The Senate Govt. Affairs Committee also is looking at MCI’s federal contracts, and Chmn. Collins (R-Me.) said Mon. that the latest allegations, if true, would “undermine MCI WorldCom’s claims that the fraud was limited to just a few ‘bad apples,'” and that the company had been thoroughly reformed. Collins said the law prohibited federal agencies from contracting with companies that didn’t have adequate “integrity and ethics.” “I am particularly concerned about the possibility that MCI WorldCom has engaged in fraud in its provision of government services. Some allegations even suggest that this activity may have compromised secure information. To the extent that these allegations prove true, they raise additional questions about MCI WorldCom’s business practices and ethics,” Collins said. The Senate Govt. Affairs Committee is looking for information from the GSA on how it concluded that MCI/WorldCom still was an appropriate recipient of federal contracts.

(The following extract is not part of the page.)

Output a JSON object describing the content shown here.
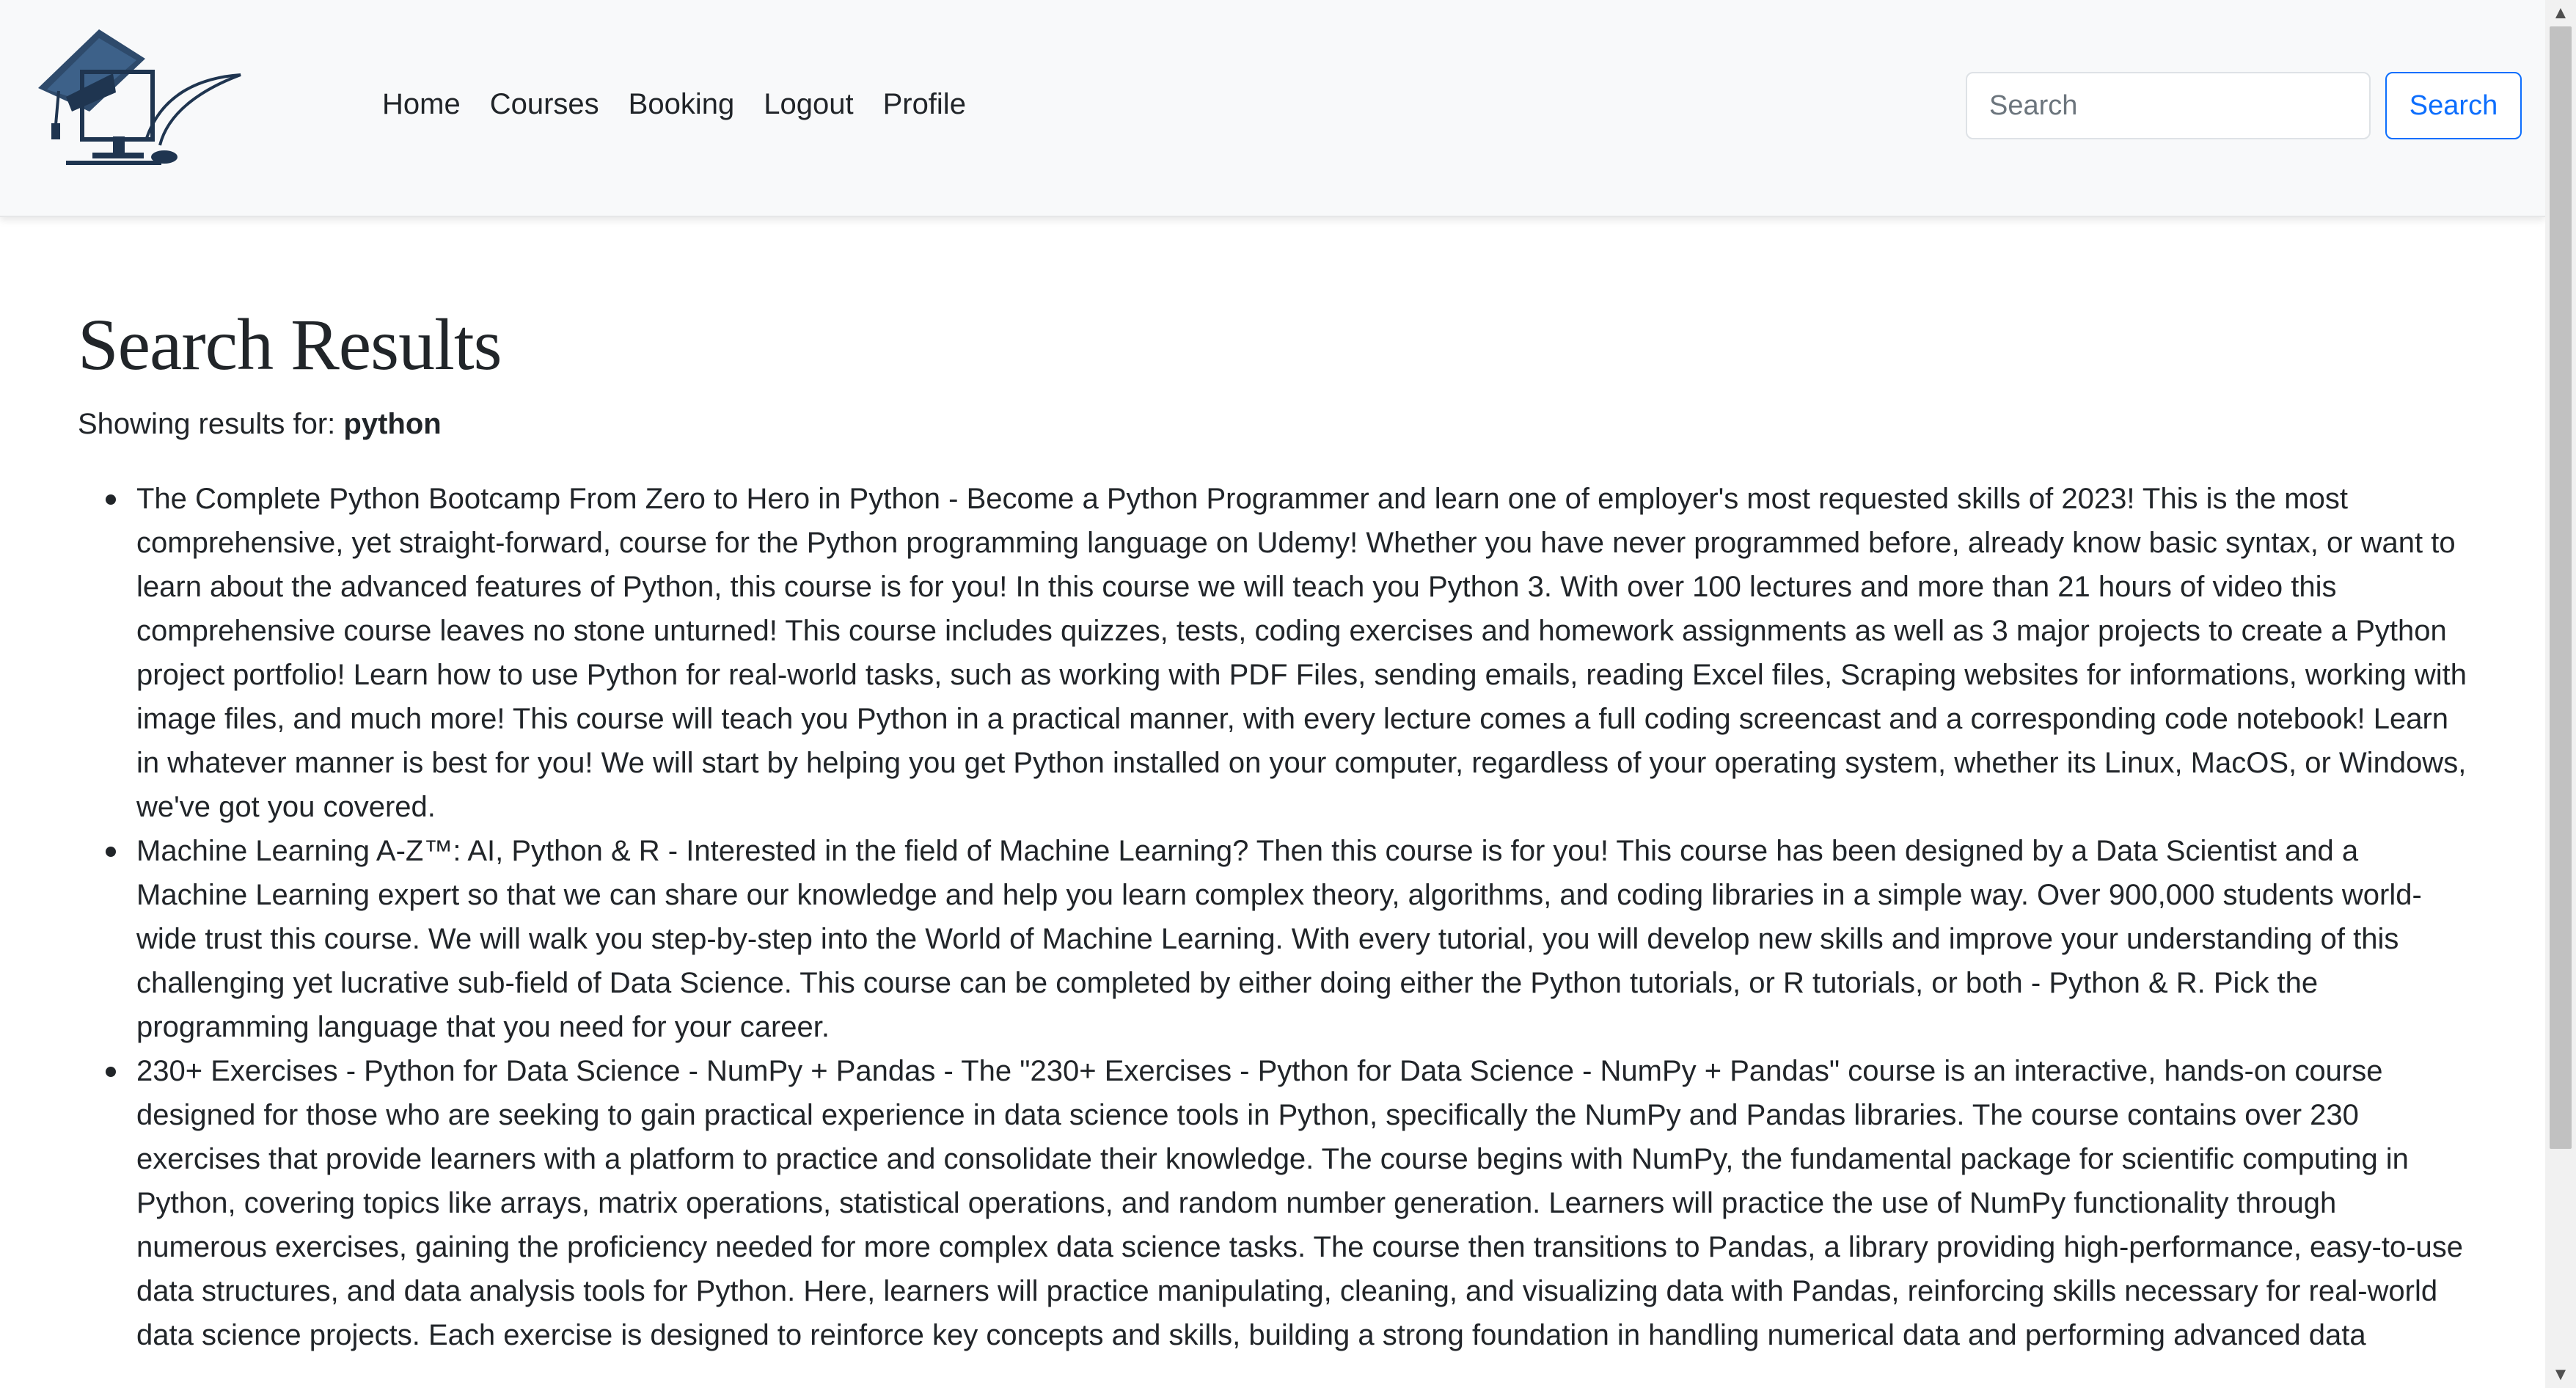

An FCC spokesman said the agency didn’t confirm or deny pending investigations. “The Commission will review the allegations, and appropriate action, if any, will be taken,” the spokesman said. In answer to a question, he said there wasn’t a specific FCC rule barring a company from making a long distance call into a local call, but there was a prohibition on stripping information from a call, for example caller ID or billing information.

A BellSouth spokesman said his company was using new technology manufactured by Agilent “to see if we were similarly victimized, and if so we will act accordingly.” BellSouth has been using the Agilent “black box” technology for a few months as a billing enhancement, he said: “Now we will be using it to more closely track local and long distance calls.”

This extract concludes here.